As for me, barbeque me and feed me to the fishes… the ones that swim in KBay. I sailed that bay many days on a Nacra 5.8. And it is hard to top the view.
And Cat, sorry for your loss. You’ve had a lot of friends go of late. Hang in there.
When it’s my time I would like to have my funeral at my friends beach house, simple and lots of food. I want it to be a happy celebration as I go into my next life then scatter my ashes in the ocean.
CAT: Getting a plan is probably the best. The funeral home even charges for the cardboard box the deceased is cremated in.
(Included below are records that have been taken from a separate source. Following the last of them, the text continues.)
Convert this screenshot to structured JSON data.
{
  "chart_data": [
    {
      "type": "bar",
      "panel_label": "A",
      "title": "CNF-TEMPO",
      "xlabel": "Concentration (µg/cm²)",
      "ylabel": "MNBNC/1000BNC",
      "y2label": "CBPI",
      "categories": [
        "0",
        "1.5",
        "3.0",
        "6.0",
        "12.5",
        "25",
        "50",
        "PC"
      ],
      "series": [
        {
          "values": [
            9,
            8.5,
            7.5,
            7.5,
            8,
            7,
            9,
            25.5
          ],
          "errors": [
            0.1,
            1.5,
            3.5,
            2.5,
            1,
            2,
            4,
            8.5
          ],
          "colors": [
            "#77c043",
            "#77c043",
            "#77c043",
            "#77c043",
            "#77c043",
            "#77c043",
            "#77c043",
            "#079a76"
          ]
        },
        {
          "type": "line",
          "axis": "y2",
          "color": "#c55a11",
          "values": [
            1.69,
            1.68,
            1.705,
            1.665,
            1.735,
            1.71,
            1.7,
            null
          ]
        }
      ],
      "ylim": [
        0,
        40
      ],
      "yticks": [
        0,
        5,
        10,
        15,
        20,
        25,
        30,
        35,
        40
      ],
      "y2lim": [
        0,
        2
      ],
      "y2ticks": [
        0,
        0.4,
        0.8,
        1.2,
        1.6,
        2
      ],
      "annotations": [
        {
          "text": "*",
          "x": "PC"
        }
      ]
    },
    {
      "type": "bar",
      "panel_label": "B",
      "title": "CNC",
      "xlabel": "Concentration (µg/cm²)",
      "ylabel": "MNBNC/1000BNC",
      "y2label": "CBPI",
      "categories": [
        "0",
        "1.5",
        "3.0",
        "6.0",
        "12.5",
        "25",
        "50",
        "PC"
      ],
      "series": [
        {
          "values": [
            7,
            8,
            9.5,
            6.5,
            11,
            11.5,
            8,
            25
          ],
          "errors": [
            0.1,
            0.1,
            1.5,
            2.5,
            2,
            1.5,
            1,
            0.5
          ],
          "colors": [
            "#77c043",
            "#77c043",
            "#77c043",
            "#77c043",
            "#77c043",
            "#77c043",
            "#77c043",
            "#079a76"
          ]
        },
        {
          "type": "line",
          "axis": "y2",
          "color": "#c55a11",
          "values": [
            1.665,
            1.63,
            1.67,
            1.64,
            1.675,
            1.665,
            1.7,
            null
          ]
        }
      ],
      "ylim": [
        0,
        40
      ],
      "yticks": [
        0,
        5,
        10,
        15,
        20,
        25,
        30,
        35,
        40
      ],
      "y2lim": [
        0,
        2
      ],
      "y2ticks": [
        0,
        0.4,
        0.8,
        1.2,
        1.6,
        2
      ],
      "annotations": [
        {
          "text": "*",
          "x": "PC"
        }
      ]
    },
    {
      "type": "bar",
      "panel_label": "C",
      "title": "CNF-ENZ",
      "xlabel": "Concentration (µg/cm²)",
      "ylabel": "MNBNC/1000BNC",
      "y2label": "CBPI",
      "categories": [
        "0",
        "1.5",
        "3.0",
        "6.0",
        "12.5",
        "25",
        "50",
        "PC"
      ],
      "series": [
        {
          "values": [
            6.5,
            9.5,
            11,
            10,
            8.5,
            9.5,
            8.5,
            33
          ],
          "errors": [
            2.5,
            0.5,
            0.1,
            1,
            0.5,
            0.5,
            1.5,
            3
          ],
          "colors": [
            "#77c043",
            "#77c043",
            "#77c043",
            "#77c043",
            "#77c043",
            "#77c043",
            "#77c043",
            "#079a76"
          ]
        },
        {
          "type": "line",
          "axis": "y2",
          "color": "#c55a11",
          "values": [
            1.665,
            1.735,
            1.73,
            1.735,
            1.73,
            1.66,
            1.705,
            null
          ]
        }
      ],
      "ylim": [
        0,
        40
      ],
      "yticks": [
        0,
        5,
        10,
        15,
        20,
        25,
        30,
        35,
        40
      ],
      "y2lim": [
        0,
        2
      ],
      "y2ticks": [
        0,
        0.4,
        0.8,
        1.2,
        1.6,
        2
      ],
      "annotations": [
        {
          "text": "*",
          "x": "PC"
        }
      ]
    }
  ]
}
I believe you need a permit to scatter ashes in the ocean or anywhere else in Hawaii.
When I was a kid, I remember that relatives and neighbors pitched in to help when someone died. They cooked and provided all the food, as well as helping with things like picking up out of town relatives, watching kids, and house sitting during the services. Koden covered most of the other expenses
Family friends experience: parent injured in an accident while visiting kids. When status didn’t look positive at the hospital, family was advised to prepare… So they looked into at pre-need plans at a funeral home. Made their decisions, price was set and the paperwork was drawn up.
During the meeting to finalize details and sign the contract, they received a call to return to the hospital. When they returned to the funeral home to sign the papers, they were asked about their loved one. When they told the representative that the parent had passed away, the rep said that since their situation was no longer pre-need, they would now have to pay the standard costs, which was about double the price.
Catchy post name. I agree wholeheartedly that funerals are extremely expensive and that is why having funeral cover is so essential.
Most people I know either realize this will be expensive and make prior arrangements with mortuaries or with their kin, or specify that they simply want their ashes scattered along with a low-cost remembrance. We did the latter for a family who unexpectedly died. We paid the cost of cremation and catered some takeout to eat beachside after returning him to one of his favorite surf spots. That wasn’t costly at all, and it was beautiful nonetheless.